Mar 24, 2007 05:33
As always, a lot is going on. We are in our new place, and it is nice to have our own place finally. Things are almost unpacked. Right after moving, we had a friend of Brads visit. She was down from Wisconsin and was one of the most fun guests I have ever had stay over. Just a fun person. After she left, it just seems like we have been running non stop. Still trying to get my money balanced from everything. I got Dad paid back, Paid Gramma the money i owe her, was able to buy a few things for myself, and the car of course. :-) That thing is such therapy for me. Its amazing how good a new car can make me feel. It is the car I have wanted for so long. Its got a good amount of power and is just a really nice ride. Especially after driving such pieces of shit over the last few years.

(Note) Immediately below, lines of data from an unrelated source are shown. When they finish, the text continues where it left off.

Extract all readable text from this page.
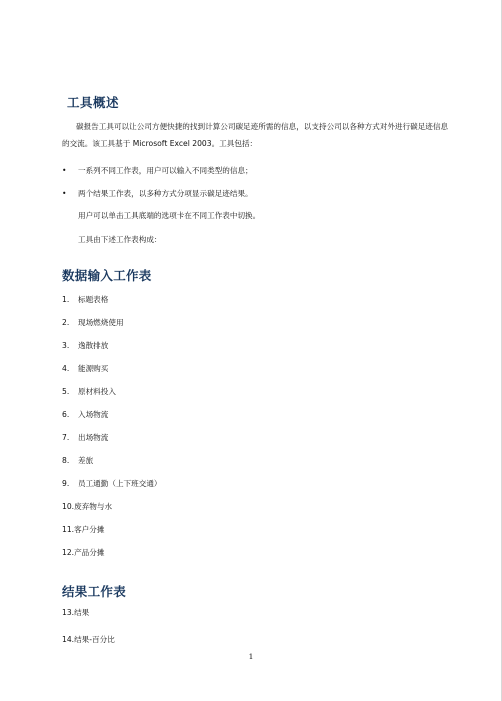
工具概述
碳报告工具可以让公司方便快捷的找到计算公司碳足迹所需的信息，以支持公司以各种方式对外进行碳足迹信息的交流。该工具基于 Microsoft Excel 2003。工具包括：
• 一系列不同工作表，用户可以输入不同类型的信息；
• 两个结果工作表，以多种方式分项显示碳足迹结果。
用户可以单击工具底端的选项卡在不同工作表中切换。
工具由下述工作表构成：
数据输入工作表
1. 标题表格
2. 现场燃烧使用
3. 逸散排放
4. 能源购买
5. 原材料投入
6. 入场物流
7. 出场物流
8. 差旅
9. 员工通勤（上下班交通）
10.废弃物与水
11.客户分摊
12.产品分摊
结果工作表
13.结果
14.结果-百分比
1
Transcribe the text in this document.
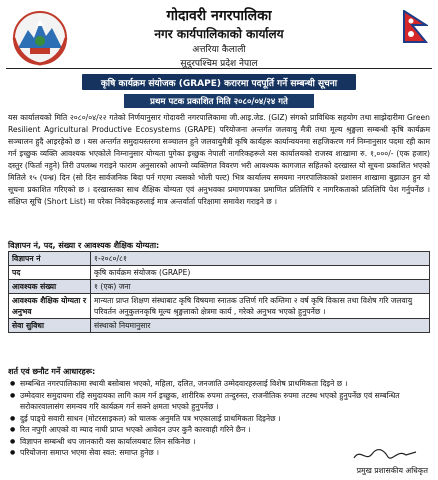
गोदावरी नगरपालिका
नगर कार्यपालिकाको कार्यालय
अत्तरिया कैलाली
सुदुरपश्चिम प्रदेश नेपाल
कृषि कार्यक्रम संयोजक (GRAPE) करारमा पदपूर्ति गर्ने सम्बन्धी सूचना
प्रथम पटक प्रकाशित मिति २०८०/०४/२४ गते

यस कार्यालयको मिति २०८०/०४/२२ गतेको निर्णयानुसार गोदावरी नगरपालिकामा जी.आइ.जेड. (GIZ) संगको प्राविधिक सहयोग तथा साझेदारीमा Green Resilient Agricultural Productive Ecosystems (GRAPE) परियोजना अन्तर्गत जलवायु मैत्री तथा मूल्य श्रृङ्खला सम्बन्धी कृषि कार्यक्रम सञ्चालन हुदै आइरहेको छ । यस अन्तर्गत समुदायस्तरमा सञ्चालन हुने जलवायुमैत्री कृषि कार्यहरू कार्यान्वयनमा सहजिकरण गर्न निम्नानुसार पदमा रही काम गर्न इच्छुक व्यक्ति आवश्यक भएकोले निम्नानुसार योग्यता पुगेका इच्छुक नेपाली नागरिकहरूले यस कार्यालयको राजस्व शाखामा रु. १,०००/- (एक हजार) दस्तुर (फिर्ता नहुने) तिरी उपलब्ध गराइने फाराम अनुसारको आफ्नो व्यक्तिगत विवरण भरी आवश्यक कागजात सहितको दरखास्त यो सूचना प्रकाशित भएको मितिले १५ (पन्ध्र) दिन (सो दिन सार्वजनिक बिदा पर्न गएमा त्यसको भोली पल्ट) भित्र कार्यालय समयमा नगरपालिकाको प्रशासन शाखामा बुझाउन हुन यो सूचना प्रकाशित गरिएको छ । दरखास्तका साथ शैक्षिक योग्यता एवं अनुभवका प्रमाणपत्रका प्रमाणित प्रतिलिपि र नागरिकताको प्रतिलिपि पेश गर्नुपर्नेछ । संक्षिप्त सूचि (Short List) मा परेका निवेदकहरुलाई मात्र अन्तर्वार्ता परिक्षामा समावेश गराइने छ ।

विज्ञापन नं, पद, संख्या र आवश्यक शैक्षिक योग्यता:
विज्ञापन नं	१-२०८०/८१
पद	कृषि कार्यक्रम संयोजक (GRAPE)
आवश्यक संख्या	१ (एक) जना
आवश्यक शैक्षिक योग्यता र अनुभव	मान्यता प्राप्त शिक्षण संस्थाबाट कृषि विषयमा स्नातक उत्तिर्ण गरि कम्तिमा २ वर्ष कृषि विकास तथा विशेष गरि जलवायु परिवर्तन अनुकुलनकृषि मूल्य श्रृङ्खलाको क्षेत्रमा कार्य , गरेको अनुभव भएको हुनुपर्नेछ ।
सेवा सुविधा	संस्थाको नियमानुसार
शर्त एवं छनौट गर्ने आधारहरू:
● सम्बन्धित नगरपालिकामा स्थायी बसोबास भएको, महिला, दलित, जनजाति उम्मेदवारहरुलाई विशेष प्राथमिकता दिइने छ ।
● उम्मेदवार समुदायमा रहि समुदायका लागि काम गर्न इच्छुक, शारीरिक रुपमा तन्दुरुस्त, राजनीतिक रुपमा तटस्थ भएको हुनुपर्नेछ एवं सम्बन्धित सरोकारवालासंग समन्वय गरि कार्यक्रम गर्न सक्ने क्षमता भएको हुनुपर्नेछ ।
● दुई पाङ्ग्रे सवारी साधन (मोटरसाइकल) को चालक अनुमति पत्र भएकालाई प्राथमिकता दिइनेछ ।
● रित नपुगी आएको वा म्याद नाघी प्राप्त भएको आवेदन उपर कुनै कारवाही गरिने छैन ।
● विज्ञापन सम्बन्धी थप जानकारी यस कार्यालयबाट लिन सकिनेछ ।
● परियोजना समाप्त भएमा सेवा स्वत: समाप्त हुनेछ ।
प्रमुख प्रशासकीय अधिकृत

Yesterday, we went for a drive up to Montrose to meet a client for a policy I was writing for her. I would have to say, she is one of my favorite clients. Her husband just recently passed away. He was a super guy. He was 90 years old. You would never have guessed. Maybe put him at 60. I bet he was 45 in his head, if that. He lived a very full life. From what she was saying about him, he was a very active man. He never acted like he was old. She had some things to say about that that got my mind working.. yet again. She said, instead of sitting and completely retiring and sitting around when you get to that age, just keep going. Keep doing what you love, and keep pushing forward, and it seems to extend your life. This just makes me think about everything that I am building up for myself. As content as I am with the way that things are turning out, is it what I want. Is it what makes me happy, or is it just what I need to do. i have felt this quite a bit lately. Am I doing what truly makes me happy, or just what gets me by. I dont think I know what true happiness is. I cant step away from my life for long enough to decide if it is what I want. We are all so tied up in life's duties. Getting up, going to work, coming home to make dinner, resting a little, then going to bed. Its life's redundant circle. You work, so you can have a place to live, so you can get back to work. Its just one endless, pointless cycle. How irritating. I dont want to live my life doing what is necessary. I want to live my life doing what I enjoy.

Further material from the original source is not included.